EUROPE could be heading for a future so dark it sounds like it’s ripped from a science fiction script, according to a bombshell EU police report.
A 48-page study by Europol predicts that robots could groom children and terror drones could cripple cities, all within the next decade.
The bleak report also envisions angry unemployed mobs rioting against machines they blame for stealing their jobs.
Cops armed with “robo freezer guns” and “nano net grenades” are pictured blasting swarms of terrorist drones threatening to cut off electricity and water supplies.
Critics say these Hollywood scenes are over the top, but Brussels insists they are “plausible future scenarios”.
Researchers sketch out a world where robots are a “fixture of daily life across Europe, gliding silently through shopping centres, delivering parcels to fifth-floor flats and cleaning public transport platforms by night.”
Hard-up “displaced workers” are imagined driven to the brink and taking to the streets for bouts of furious “bot bashing”.
The report adds: “In this uneasy climate, even minor malfunctions, such as a hospital care robot administering the wrong medication, are magnified into national scandals, fuelling populist calls to ‘put people first’.”
One of the most chilling warnings claims cyber crooks could hijack AI-powered care robots, turning helpers into predators able to harvest personal data or even groom vulnerable people.
The report also claims that “the empathetic capabilities of social robots might, in the future, be abused by criminal and terrorist actors for a variety of malicious activities.”
Terror groups are tipped to unleash swarms of “pocket-sized” AI-driven quadcopters scavenged from the Ukraine war to sabotage power and water networks or bust criminals out of prison.
Mexican cartels and Islamic extremist networks are already mastering cheap drones.
And security experts say governments must wake up to this new era of terror technology.
Cops across the UK, Belgium, China and Australia are already firing nets and lasers at hostile drones.
Europol insists human-robot teamwork is set to become vital in future policing, with officers and machines responding to emergencies and gathering evidence together.
Police may find their day-to-day activities, like “patrolling” and “traffic management”, quietly handed to machine replacements, and creating animosity in the ranks.
The report even raises the nightmare of seized robots slipping custody.
An info-box explains the headache of “questioning a robot” and how police might struggle to tell if a driverless car caused an accident by mistake or on purpose.
The warnings are backed by real life examples.
Chilling CCTV footage from a Chinese factory showed a humanoid robot lashing out at its handlers.
Experts warned of weaponised “AI girlfriends” built with a malicious design to steal cash from victims.
Criminal crews are also turning to drones to ferry contraband, spy on drug labs and even attack rivals.
In July, the Colombian Navy seized drugs from an unmanned narco submarine guided by Starlink.
Some pilots are openly touting their services to gang bosses online.

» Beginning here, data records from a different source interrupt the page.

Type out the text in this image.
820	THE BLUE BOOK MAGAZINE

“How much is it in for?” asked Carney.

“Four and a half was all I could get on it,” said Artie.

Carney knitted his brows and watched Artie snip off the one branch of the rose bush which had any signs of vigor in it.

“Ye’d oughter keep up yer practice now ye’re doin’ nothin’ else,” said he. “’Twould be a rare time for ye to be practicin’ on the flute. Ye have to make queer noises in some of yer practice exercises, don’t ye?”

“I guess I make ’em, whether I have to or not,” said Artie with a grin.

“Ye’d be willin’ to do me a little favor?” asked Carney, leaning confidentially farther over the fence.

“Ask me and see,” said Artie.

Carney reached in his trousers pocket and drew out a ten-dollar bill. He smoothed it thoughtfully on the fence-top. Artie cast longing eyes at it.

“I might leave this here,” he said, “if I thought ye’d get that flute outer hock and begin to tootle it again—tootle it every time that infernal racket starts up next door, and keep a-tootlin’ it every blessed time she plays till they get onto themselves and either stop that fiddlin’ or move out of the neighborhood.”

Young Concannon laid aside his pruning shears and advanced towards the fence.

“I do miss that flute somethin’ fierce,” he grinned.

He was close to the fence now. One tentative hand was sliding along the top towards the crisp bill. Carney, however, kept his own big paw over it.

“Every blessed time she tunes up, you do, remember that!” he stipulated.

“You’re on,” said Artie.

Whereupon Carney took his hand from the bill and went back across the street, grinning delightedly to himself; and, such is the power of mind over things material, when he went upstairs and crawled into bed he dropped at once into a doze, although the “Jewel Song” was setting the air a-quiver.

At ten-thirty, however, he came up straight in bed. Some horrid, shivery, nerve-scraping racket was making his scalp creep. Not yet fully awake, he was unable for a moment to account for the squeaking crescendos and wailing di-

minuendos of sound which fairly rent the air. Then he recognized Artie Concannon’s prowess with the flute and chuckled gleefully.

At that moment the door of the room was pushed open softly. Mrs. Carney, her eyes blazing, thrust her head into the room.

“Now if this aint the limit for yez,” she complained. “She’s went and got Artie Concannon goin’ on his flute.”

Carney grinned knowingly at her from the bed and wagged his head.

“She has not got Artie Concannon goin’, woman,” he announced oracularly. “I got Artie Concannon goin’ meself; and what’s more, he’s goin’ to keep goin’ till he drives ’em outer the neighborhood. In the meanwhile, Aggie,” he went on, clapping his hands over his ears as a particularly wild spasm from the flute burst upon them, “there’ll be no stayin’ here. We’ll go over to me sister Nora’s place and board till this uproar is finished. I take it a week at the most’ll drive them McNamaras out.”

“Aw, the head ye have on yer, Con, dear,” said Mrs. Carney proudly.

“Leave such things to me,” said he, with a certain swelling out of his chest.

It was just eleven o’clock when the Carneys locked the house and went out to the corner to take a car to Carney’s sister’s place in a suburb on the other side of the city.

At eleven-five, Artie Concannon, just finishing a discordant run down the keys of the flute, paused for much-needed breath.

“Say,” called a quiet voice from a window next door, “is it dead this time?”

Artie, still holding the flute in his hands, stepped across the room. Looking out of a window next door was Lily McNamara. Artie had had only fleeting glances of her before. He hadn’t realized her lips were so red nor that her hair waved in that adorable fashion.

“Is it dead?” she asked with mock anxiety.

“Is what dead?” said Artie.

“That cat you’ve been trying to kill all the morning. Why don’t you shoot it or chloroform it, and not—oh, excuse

But tech boss Denis Niezgoda from Locus Robotics, which builds AI-powered warehouse bots, rubbished the idea of Robocop-style officers roaming the streets anytime soon.
Niezgoda told The Telegraph: “There are not only technical barriers but regulatory barriers to some of those very extreme scenarios becoming a reality by 2035.
“I don’t see Robocop crossing our streets and policing, I simply don’t believe that robots will erase work.”
He says drones mapping crime scenes and robots tackling dangerous rescues make sense, but much of the forecast is “very extreme”.
Workers fearing for their livelihoods are also barking up the wrong tree, he insists.
“The natural question that always comes up is, ‘is this going to take my job?’
“But the reality is we don’t get enough people to do this job, a) because most European countries have an ageing demographic, there’s less labour available.
“B) At the same time people don’t want to do it, it’s not a very pleasant environment and we look to automate that.
“You take away the dust, dullness, and dangerousness away from people.”
He adds that human command in policing will stay, although drone battles between cops and criminals could erupt thanks to the cheap and easy kit pouring out of the Ukraine conflict.
A Europol spokesman stressed the agency “can’t predict the future” and said the goal was simply to “anticipate plausible future scenarios that enable us to make more informed decisions today”.